Elevating meta-programming into upstream meta-programs

biosbob · June 2, 2024, 5:15pm

SELF-REFERENTIAL DATA-STRUCTURES

I have come up with a “solution” to the problem described in this post – having statically-initialized structs that can reference one another. This solution represents an interesting use-case in the ongoing comptime meta-programming versus upstream meta-programs discussion.

Until #131 is resolved, it doesn’t appear that a comptime solution is possible. I was, however, able to create my linked data structure within the upstream meta-program; and with help of some generated code consumed downstream, the data was indeed statically initialized.

This generated code itself made use of comptime within the downstream program in a somewhat “advanced” manner – creating absolute symbols which contained the (linker-resolved) address of each static struct. The appropriate symbol (&node_123) was then inserted in each location where a pointer was statically assigned upstream.

Here’s a snip from the generated file, which illustrates the pattern:

    ...
comptime {
    asm (".globl \"em.coremark/ListBench__Elem$28\"");
    asm ("\"em.coremark/ListBench__Elem$28\" = \".gen.targ.em.coremark/ListBench__Elem\" + 28 * " ++ @"em.coremark/ListBench__Elem__SIZE");
}
extern const @"em.coremark/ListBench__Elem$28": usize;
const @"em.coremark/ListBench__Elem__28": *em.Import.@"em.coremark/ListBench".Elem = @constCast(@ptrCast(&@"em.coremark/ListBench__Elem$28"));

comptime {
    asm (".globl \"em.coremark/ListBench__Elem$29\"");
    asm ("\"em.coremark/ListBench__Elem$29\" = \".gen.targ.em.coremark/ListBench__Elem\" + 29 * " ++ @"em.coremark/ListBench__Elem__SIZE");
}
extern const @"em.coremark/ListBench__Elem$29": usize;
const @"em.coremark/ListBench__Elem__29": *em.Import.@"em.coremark/ListBench".Elem = @constCast(@ptrCast(&@"em.coremark/ListBench__Elem$29"));

pub var @"em.coremark/ListBench__Elem" = [_]em.Import.@"em.coremark/ListBench".Elem{
    em.Import.@"em.coremark/ListBench".Elem{
        .next = @"em.coremark/ListBench__Elem__1",
        .data = @"em.coremark/ListBench__Data__0",
    },
    em.Import.@"em.coremark/ListBench".Elem{
        .next = @"em.coremark/ListBench__Elem__2",
        .data = @"em.coremark/ListBench__Data__1",
    },
    ...

Maybe I got lucky here, but because an extern const (the absolute symbol itself) is ultimately used in defining an array of statically-initialized elements, there is no “dependency loop” error. Said another way, the Zig compiler does NOT attempt to “know” the (comptime) value of this array initializer – which is ultimately “linked” by the linker.

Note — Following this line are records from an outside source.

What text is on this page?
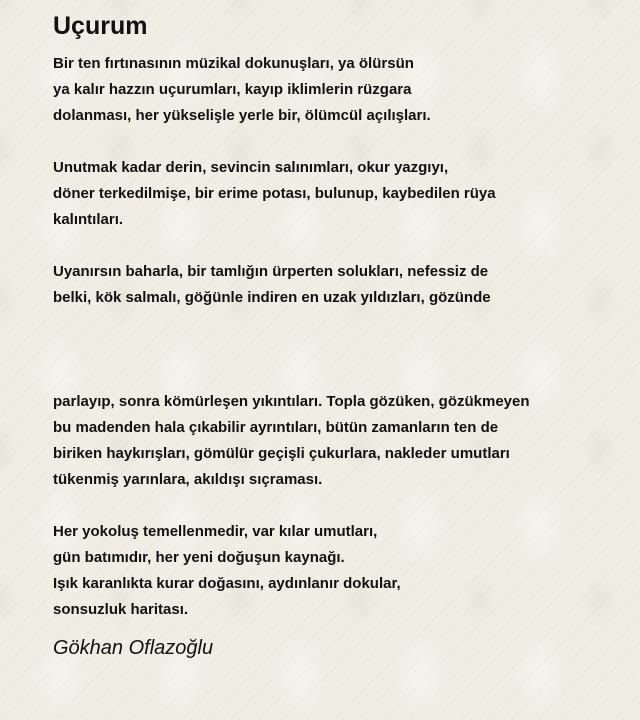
Uçurum
Bir ten fırtınasının müzikal dokunuşları, ya ölürsün
ya kalır hazzın uçurumları, kayıp iklimlerin rüzgara
dolanması, her yükselişle yerle bir, ölümcül açılışları.
Unutmak kadar derin, sevincin salınımları, okur yazgıyı,
döner terkedilmişe, bir erime potası, bulunup, kaybedilen rüya
kalıntıları.
Uyanırsın baharla, bir tamlığın ürperten solukları, nefessiz de
belki, kök salmalı, göğünle indiren en uzak yıldızları, gözünde
parlayıp, sonra kömürleşen yıkıntıları. Topla gözüken, gözükmeyen
bu madenden hala çıkabilir ayrıntıları, bütün zamanların ten de
biriken haykırışları, gömülür geçişli çukurlara, nakleder umutları
tükenmiş yarınlara, akıldışı sıçraması.
Her yokoluş temellenmedir, var kılar umutları,
gün batımıdır, her yeni doğuşun kaynağı.
Işık karanlıkta kurar doğasını, aydınlanır dokular,
sonsuzluk haritası.
Gökhan Oflazoğlu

As esoteric as this solution appears, it’s actually 100% portable – agnostic to whether the upstream meta-program has 64-bit pointers while the downstream program has a target with just 16-bit pointers. Needless to say, @sizeOf a struct containing pointer fields will often be different upstream from downstream.

While it would be possible to “manually” apply this pattern in any standalone program, it’s a little hard to see what’s really going on; and like comptime in general, debugging can be a challenge. Said another way, it wasn’t a “walk in the park” to get this working.

The upstream meta-program actually performs this initialization at its own run-time – where is can more easily debug the code. Inspecting the generated .zig file output by the meta-program is another “security blanket” that I’ve correctly configured my final program.